What is fundoplication?

Fundoplication is a surgery to treat gastroesophageal reflux disease (GERD). GERD occurs when the muscles of the esophagus do not close the opening to the stomach tightly enough. This causes reflux in which stomach contents back up into the esophagus. Fundoplication involves wrapping the upper part of the stomach around the bottom of the esophagus to tighten the stomach opening.

Fundoplication is also known as anti-reflux surgery. Reflux can cause chronic heartburn, vomiting, coughing and wheezing. Fundoplication can lessen or fully prevent reflux. It may be an option for you if medications and lifestyle changes have not improved reflux.

Fundoplication is a common but major surgery with significant risks and potential complications. You may have less invasive treatment options. Consider getting a second opinion about all of your treatment choices before having fundoplication. 

Why is fundoplication performed? 

Your doctor may recommend fundoplication to treat severe gastroesophageal reflux disease (GERD) that damages the esophagus. GERD occurs when the muscles of the esophagus do not close the opening to the stomach tightly enough. This causes reflux in which stomach contents back up into the esophagus. GERD is characterized by chronic heartburn, vomiting, coughing and wheezing. 

Fundoplication also treats hiatal hernia, a condition in which part of the stomach pushes up through an opening in the diaphragm called the hiatus.

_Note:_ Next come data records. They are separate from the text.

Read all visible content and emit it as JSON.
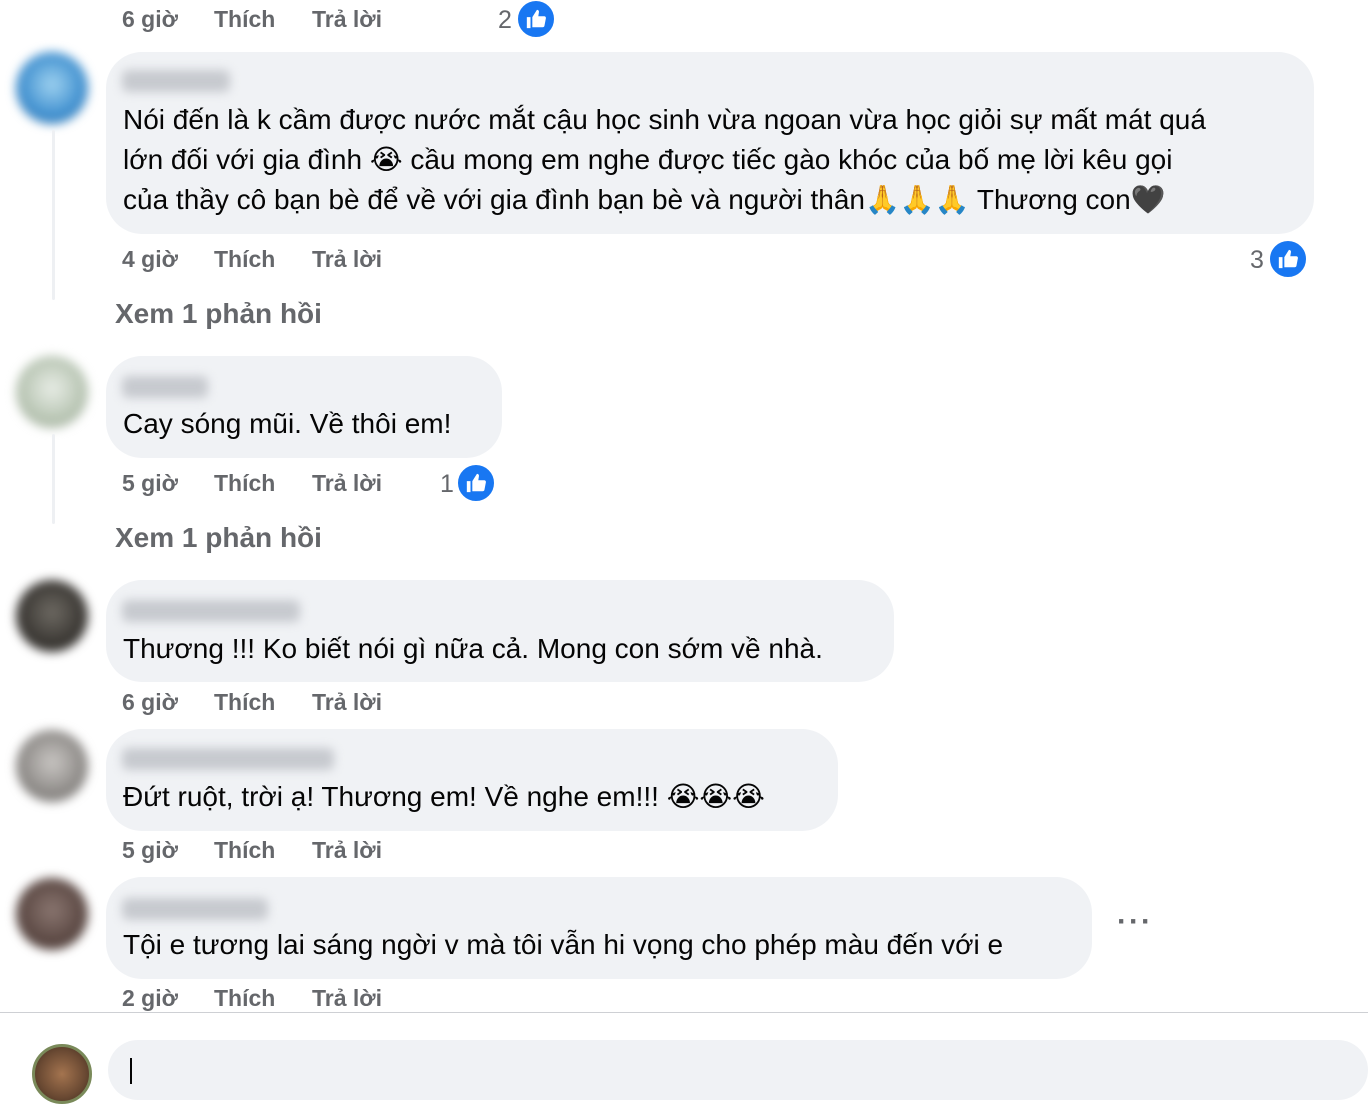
{
  "top_row": {
    "time": "6 giờ",
    "like": "Thích",
    "reply": "Trả lời",
    "reactions": "2"
  },
  "comments": [
    {
      "lines": [
        "Nói đến là k cầm được nước mắt cậu học sinh vừa ngoan vừa học giỏi sự mất mát quá",
        "lớn đối với gia đình 😭 cầu mong em nghe được tiếc gào khóc của bố mẹ lời kêu gọi",
        "của thầy cô bạn bè để về với gia đình bạn bè và người thân🙏🙏🙏 Thương con🖤"
      ],
      "time": "4 giờ",
      "like": "Thích",
      "reply": "Trả lời",
      "reactions": "3",
      "view_replies": "Xem 1 phản hồi"
    },
    {
      "lines": [
        "Cay sóng mũi. Về thôi em!"
      ],
      "time": "5 giờ",
      "like": "Thích",
      "reply": "Trả lời",
      "reactions": "1",
      "view_replies": "Xem 1 phản hồi"
    },
    {
      "lines": [
        "Thương !!! Ko biết nói gì nữa cả. Mong con sớm về nhà."
      ],
      "time": "6 giờ",
      "like": "Thích",
      "reply": "Trả lời"
    },
    {
      "lines": [
        "Đứt ruột, trời ạ! Thương em! Về nghe em!!! 😭😭😭"
      ],
      "time": "5 giờ",
      "like": "Thích",
      "reply": "Trả lời"
    },
    {
      "lines": [
        "Tội e tương lai sáng ngời v mà tôi vẫn hi vọng cho phép màu đến với e"
      ],
      "time": "2 giờ",
      "like": "Thích",
      "reply": "Trả lời",
      "more_menu": "···"
    }
  ],
  "colors": {
    "bubble": "#f0f2f5",
    "meta": "#65676b",
    "like_blue": "#1877f2",
    "text": "#050505"
  },
  "icons": {
    "reaction": "thumbs-up-icon",
    "more": "more-options-icon"
  }
}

Your doctor will only consider fundoplication if other treatment options that involve less risk of complications have been ineffective, such as medication.  Ask your doctor about all of your treatment options and consider getting a second opinion before deciding on fundoplication.

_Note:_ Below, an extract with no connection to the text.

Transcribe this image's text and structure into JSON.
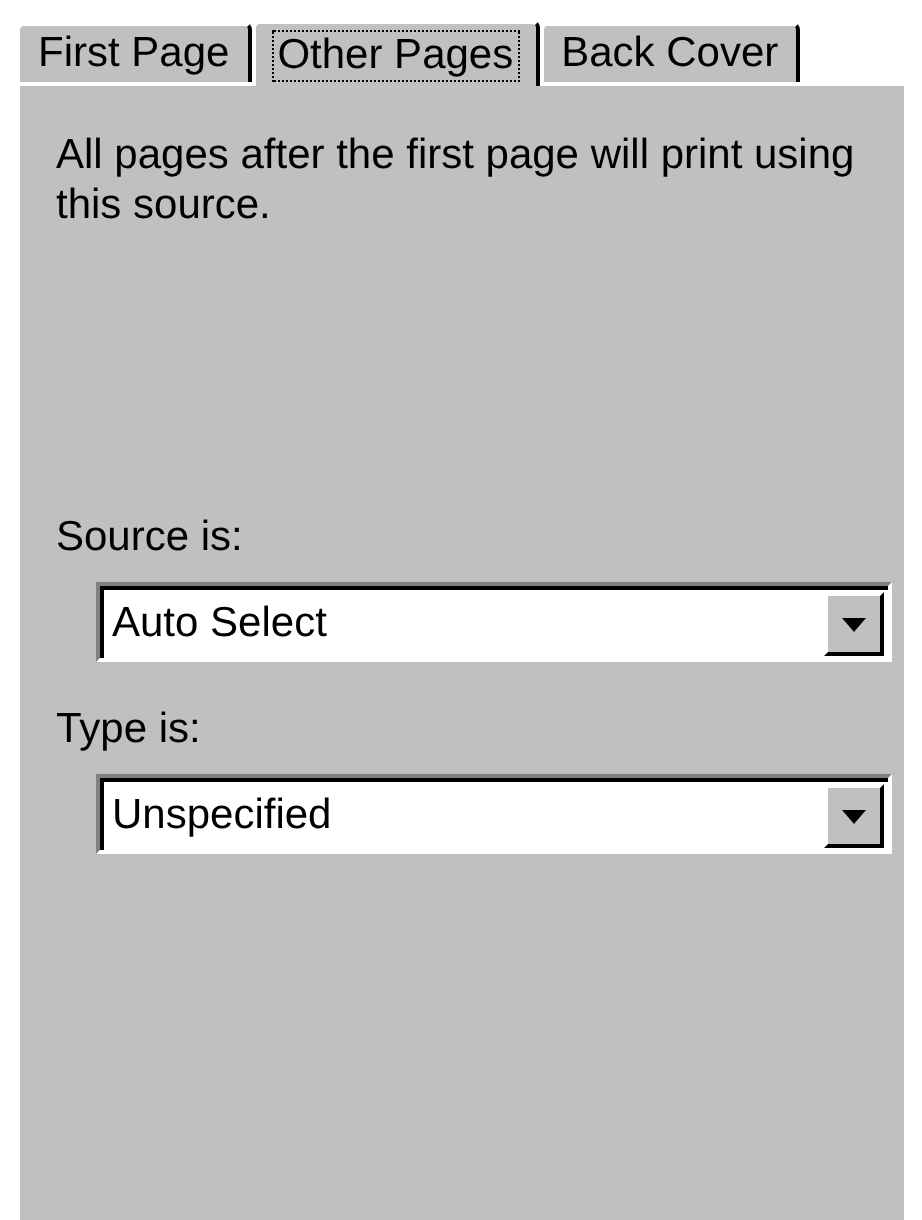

Who performs fundoplication?

A general surgeon performs fundoplication. General surgeons specialize in the surgical care of diseases, injuries and deformities affecting the abdomen, breasts, digestive tract, endocrine system and skin. 

How is fundoplication performed?

Your fundoplication will be performed in a hospital. Your surgeon will make a large incision or series of small incisions in your upper abdomen. The upper part of the stomach is wrapped and stitched around the bottom of the esophagus. This tightens and reinforces the opening of the esophagus and prevents stomach contents from backing up into the esophagus. 

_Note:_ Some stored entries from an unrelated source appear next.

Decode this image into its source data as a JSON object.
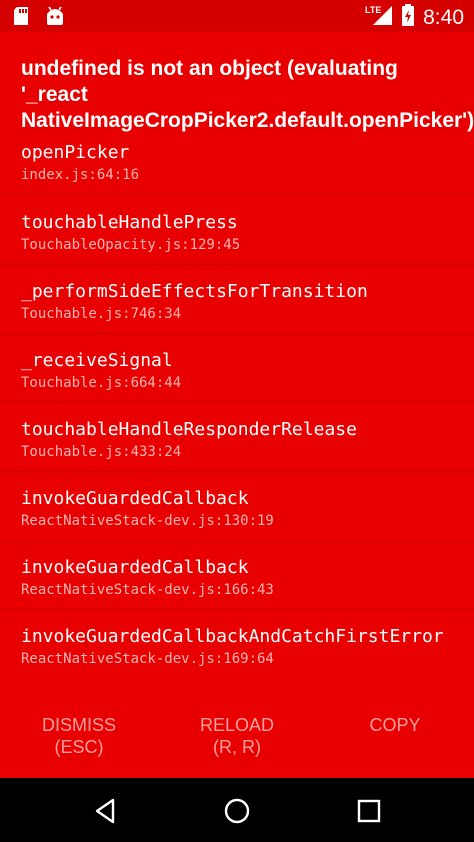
{
  "status_bar": {
    "time": "8:40",
    "network_label": "LTE",
    "icons": [
      "sd-card-icon",
      "android-debug-icon",
      "signal-icon",
      "battery-icon"
    ]
  },
  "error": {
    "title": "undefined is not an object (evaluating '_react NativeImageCropPicker2.default.openPicker')"
  },
  "stack": [
    {
      "name": "openPicker",
      "location": "index.js:64:16"
    },
    {
      "name": "touchableHandlePress",
      "location": "TouchableOpacity.js:129:45"
    },
    {
      "name": "_performSideEffectsForTransition",
      "location": "Touchable.js:746:34"
    },
    {
      "name": "_receiveSignal",
      "location": "Touchable.js:664:44"
    },
    {
      "name": "touchableHandleResponderRelease",
      "location": "Touchable.js:433:24"
    },
    {
      "name": "invokeGuardedCallback",
      "location": "ReactNativeStack-dev.js:130:19"
    },
    {
      "name": "invokeGuardedCallback",
      "location": "ReactNativeStack-dev.js:166:43"
    },
    {
      "name": "invokeGuardedCallbackAndCatchFirstError",
      "location": "ReactNativeStack-dev.js:169:64"
    }
  ],
  "buttons": {
    "dismiss": {
      "line1": "DISMISS",
      "line2": "(ESC)"
    },
    "reload": {
      "line1": "RELOAD",
      "line2": "(R, R)"
    },
    "copy": {
      "line1": "COPY"
    }
  },
  "colors": {
    "background": "#e80000",
    "status_bar": "#d40000",
    "button_text": "#ff9e9e",
    "nav_bar": "#000000"
  }
}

Surgical approaches to fundoplication

Your surgeon will perform a fundoplication using one of the following approaches:

  • Laparoscopic fundoplication is minimally invasive surgery. It involves inserting special instruments and a laparoscope through three or four small incisions in the upper abdomen. The laparoscope is a thin, lighted instrument with a small camera. The camera sends pictures of the inside of your body to a video screen that your surgeon sees while performing surgery. Another surgery option is to pass an instrument called an endoscope through your mouth and into your esophagus. Your surgeon sees the inside of your stomach on the video screen while tightening the end of your esophagus with stitches. Minimally invasive surgery generally involves a faster recovery and less pain than open surgery. This is because it causes less trauma to tissues and organs. Your surgeon will make small incisions, or no incisions at all, instead of a larger incision used in open surgery. Surgical tools are threaded around muscles and tissues instead of cutting through or displacing them as in open surgery.
  • Open surgery involves making a larger incision in the upper abdomen. An open surgery incision allows your doctor to see and access your stomach directly. Open surgery allows your doctor to directly see and access the surgical area. Open surgery generally involves a longer recovery and more pain than minimally invasive surgery. Open surgery requires a larger incision and more cutting and displacement of muscle and other tissues than minimally invasive surgery. Despite this, open surgery may be a safer or more effective method for certain patients.